The fighting has left much of Rakhine state in ruins – such as the village of Myo Thu Gy, which was burned by the military in 2017.

The opposition parties insist that the military must be reformed and removed from politics. But having already gained so much territory at the junta’s expense, ethnic insurgents may be tempted to make a deal with China’s blessing rather than continue fighting to oust the generals.

AA’s victory raises more troubling questions.

The leadership of this group is not transparent about its plans. But it is taking over a kingdom that has always been poor and has suffered greatly from the fierce fighting of the past year.

“80 percent of the houses in and around Maungdaw have been destroyed,” a Rohingya man who recently left Maungdaw for Bangladesh told the BBC.

“The town is empty. Almost all the shops and houses have been looted.”

Last month the United Nations, whose organizations are given little access to Rakhine, warned of impending famine, due to the large number of displaced people and the difficulty of finding any supplies, which have passed the military blockade.

AA is trying to establish its own administration, but the BBC has been told by some of those displaced by the fighting that the group cannot feed or shelter them.

It is also unclear how the AA will treat the Rohingya, who are still thought to number around 600,000 in Rakhine, even after 700,000 were fired in 2017.

The largest number live in northern Rakhine State and Maungdaw has long been a Rohingya-populated town. Relations with the Rakhine majority, the AA’s base of support, have long been strained.

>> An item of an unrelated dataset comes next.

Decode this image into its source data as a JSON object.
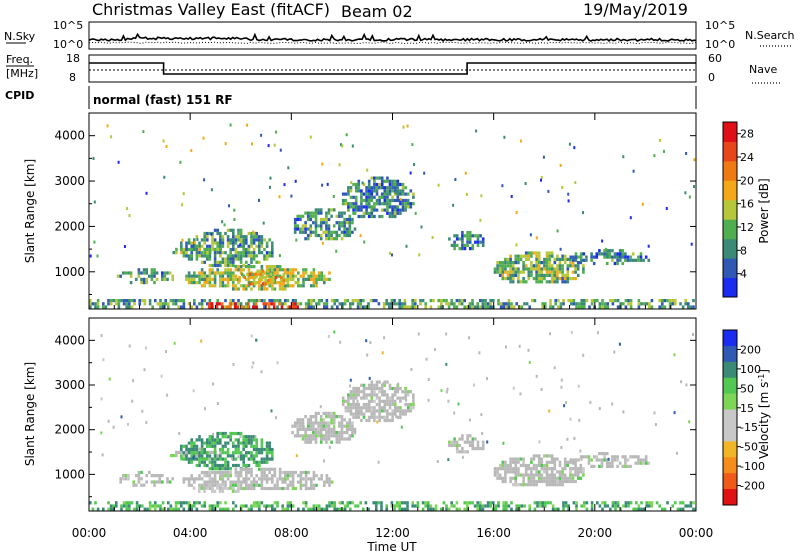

Now they are worse after Rohingya rebel groups, which have a strong presence in refugee camps in Bangladesh, have chosen to side with the military, against the AA, despite the military’s history of abusing the Rohingyas.

Many Rohingya do not like these groups, and some say they are happy to live in AA-run Rakhine State.

But tens of thousands were expelled by the AA from the cities it conquered, and they were not allowed to return.

The AA has promised to include all communities in its vision of a future independent of the central government, but has also criticized the Rohingya who find themselves fighting alongside the military.

“We cannot deny that the Rohingyas have been abused by the Myanmar government for many years, and the people of Rakhine support that,” said a Rohingya man we spoke to in Bangladesh.

“The government wants the Rohingya to be non-citizens, but the people of Rakhine believe that there should be no Rohingya in Rakhine State. Our situation today is much worse than it was under the rule of the military.”